Les acides gras-polyinsaturés à longue chaîne réguleraient l’inflammation en partie par leur contrôle de la configuration des radeaux lipidiques, ces plateformes au sein des membranes plasmiques orchestrant les réponses cellulaires.
On le sait, les acides gras polyinsaturés à longue chaîne (AGPI-LC), et leur ratio dans le régime alimentaire, participent largement à la régulation de l’inflammation. À travers un point à date sur les travaux des 20 dernières années, des chercheurs mettent en lumière le rôle majeur dans ce processus d’une structure biologique présente dans la bicouche lipidique des membranes cellulaires : les radeaux lipidiques.
Des plateformes d’orchestration des réponses cellulaires
Ces structures éphémères, hautement structurées, enrichies en cholestérol et en sphingolipides, qui se forment et se réorganisent au gré de différents stimuli, regroupent des protéines et des lipides formant des plateformes éphémères de régulation de la signalisation cellulaire. Selon leur configuration, ces structures facilitent ou inhibent les interactions moléculaires au niveau des membranes nécessaires aux cascades de signalisation (ex. interactions entre des protéines, dimérisation d’un récepteur membranaire pour le rendre fonctionnel…). Les radeaux lipidiques sont notamment présents dans les membranes de nombreuses cellules immunitaires tels que les macrophages et les lymphocytes et régulent ainsi largement les réponses immunitaires et l’inflammation.
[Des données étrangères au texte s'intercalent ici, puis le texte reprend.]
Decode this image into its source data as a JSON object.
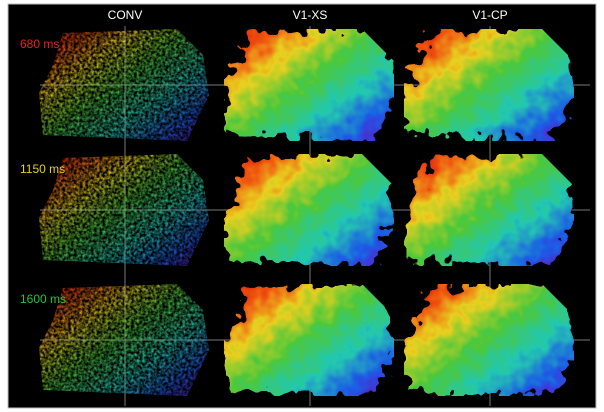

Or, de nombreux travaux, in vitro, in vivo, et sur des modèles de membranes biomimétiques, ont montré que l’incorporation d’AGPI-LC (et de leurs produits d’oxydation) dans les membranes phospholipidiques perturbe la composition lipidique (lipidome) des radeaux lipidiques, et de fait leur organisation, leur taille et leur degré de regroupement.
L’agencement spatial des lipides, au cœur des mécanismes ?
L’un des mécanismes mis en avant – bien que ni consensuel ni totalement élucidé à l’heure actuelle – pointe le déroulé suivant : l’incorporation d’AGPI-LC (dont la structure est fluide, du fait de leurs doubles liaisons), et notamment du DHA, dans les membranes conduirait le cholestérol (de structure rigide, et peu compatible structurellement avec les APGPI-LC) à se déplacer et à se relocaliser au niveau des radeaux, augmentant leur taille et leur degré d’organisation. Ces réorganisations au niveau des radeaux lipidiques se traduiraient par une modulations (inhibition ou activation) de certaines voies de signalisation impliquées dans l’inflammation et la réponse immunitaire. Des travaux in vitro sur des macrophages ont par exemple montré que les réorganisations engendrées au niveau des radeaux lipidiques par l’ajout de DHA1 au milieu inhibent la dimérisation d’un récepteur TLR 4 (Toll-like receptors), une étape indispensable au déclenchement de la réponse immunitaire et inflammatoire. D’autres travaux suggèrent que ces mêmes mécanismes pourraient aussi moduler la production et la sécrétion de cytokines inflammatoires par les lymphocytes.
Source : Virk R, Cook K, Cavazos A, Wassall SR, Gowdy KM, Shaikh SR. How Membrane Phospholipids Containing Long-Chain Polyunsaturated Fatty Acids and Their Oxidation Products Orchestrate Lipid Raft Dynamics to Control Inflammation. J Nutr. 2024 Sep;154(9):2862-2870. doi: 10.1016/j.tjnut.2024.07.015.